When there is a potentially cancerous growth, it is our recommendation that it should be evaluated by a dermatologist. If the growth is uncertain or questionable, it should be biopsied prior to surgery, even if it means delaying the surgical procedure.

REFERENCES

1.  Becker JC, Stang A, Schrama D, Ugurel S. Merkel Cell Carcinoma:Integrating Epidemiology, Immunology, and Therapeutic Updates. Am J Clin Dermatol. 2024;25:541-57.

2.  Coggshall K, Tello TL, North JP, Yu SS. Merkel cell carcinoma:An update and review:Pathogenesis, diagnosis, and staging. J Am Acad Dermatol. 2018;78:433-42.
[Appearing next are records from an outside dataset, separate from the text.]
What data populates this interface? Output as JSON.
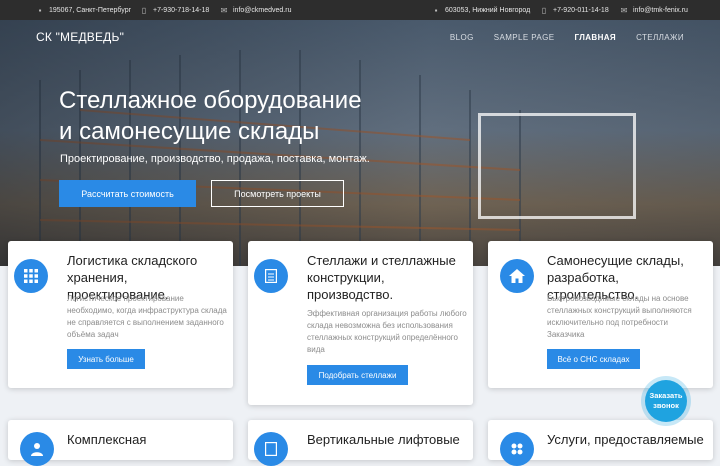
{
  "topbar": {
    "left": [
      {
        "icon": "map-marker-icon",
        "text": "195067, Санкт-Петербург"
      },
      {
        "icon": "phone-icon",
        "text": "+7-930-718-14-18"
      },
      {
        "icon": "mail-icon",
        "text": "info@ckmedved.ru"
      }
    ],
    "right": [
      {
        "icon": "map-marker-icon",
        "text": "603053, Нижний Новгород"
      },
      {
        "icon": "phone-icon",
        "text": "+7-920-011-14-18"
      },
      {
        "icon": "mail-icon",
        "text": "info@tmk-fenix.ru"
      }
    ]
  },
  "nav": {
    "logo": "СК \"МЕДВЕДЬ\"",
    "items": [
      "BLOG",
      "SAMPLE PAGE",
      "ГЛАВНАЯ",
      "СТЕЛЛАЖИ"
    ],
    "active": "ГЛАВНАЯ"
  },
  "hero": {
    "title_line1": "Стеллажное оборудование",
    "title_line2": "и самонесущие склады",
    "subtitle": "Проектирование, производство, продажа, поставка, монтаж.",
    "primary_button": "Рассчитать стоимость",
    "secondary_button": "Посмотреть проекты"
  },
  "cards": [
    {
      "icon": "grid-icon",
      "title": "Логистика складского хранения, проектирование.",
      "text": "Логистическое проектирование необходимо, когда инфраструктура склада не справляется с выполнением заданного объёма задач",
      "button": "Узнать больше"
    },
    {
      "icon": "document-icon",
      "title": "Стеллажи и стеллажные конструкции, производство.",
      "text": "Эффективная организация работы любого склада невозможна без использования стеллажных конструкций определённого вида",
      "button": "Подобрать стеллажи"
    },
    {
      "icon": "home-icon",
      "title": "Самонесущие склады, разработка, строительство.",
      "text": "Быстровозводимые склады на основе стеллажных конструкций выполняются исключительно под потребности Заказчика",
      "button": "Всё о СНС складах"
    }
  ],
  "cards_bottom": [
    {
      "icon": "user-icon",
      "title": "Комплексная"
    },
    {
      "icon": "document-icon",
      "title": "Вертикальные лифтовые"
    },
    {
      "icon": "dots-icon",
      "title": "Услуги, предоставляемые"
    }
  ],
  "callback": {
    "line1": "Заказать",
    "line2": "звонок"
  }
}
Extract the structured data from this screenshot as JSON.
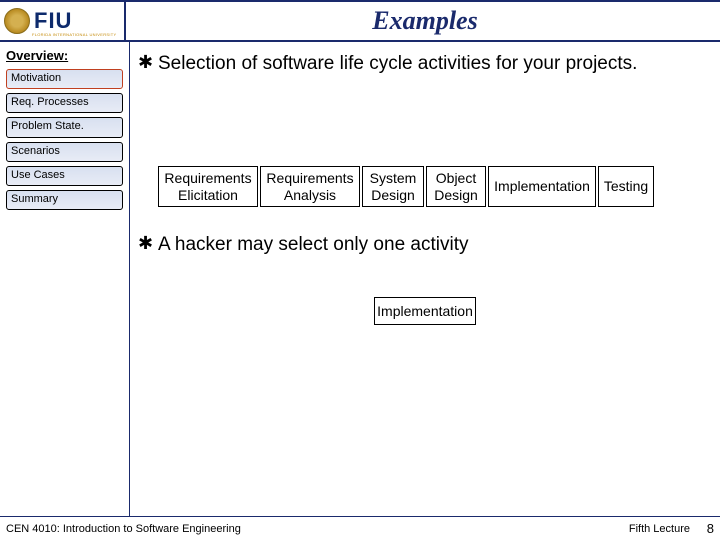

3.  Durst CR, Rezzadeh KT, Than JP, Rajaee SS, Spitzer AI. Intra-Articular corticosteroid injections into a preexisting total knee arthroplasty are associated with increased risk of periprosthetic joint infection and revision. Arthroplast Today. 2023;24:101237.

4.  Gardner JM. Survival Guide to Dermatopathology. EA. Montgomery, Ed., Innovative Pathology Press, 2020. 47-52. Isbn:978-1-933477-49-7.

5.  Zuidhof R-JWJ, Lowik CAM, Ploegmakers JJW, Dijkstra SPD, Wouthuyzen-Baker M, Jutte PC. Periprosthetic joint infection in orthopaedic surgical oncology. Ann Joint. 2019;4:26.

6.  Yang X, Li L, Ren X, Niew L. Do preoperative intra-articular injections of corticosteroids or hyaluronic acid increase the risk of infection after total knee arthroplasty?A meta-analysis. Bon Joint Res. 2022:11:171-9.

7.  Kim YM, Joo YB, Song JH. Preoperative intra-articular steroid injections within 3 months increase the risk of periprosthetic joint infection in total knee arthroplasty:a systematic review and meta-analysis. J Orthop Surg Res. 2023;18:148.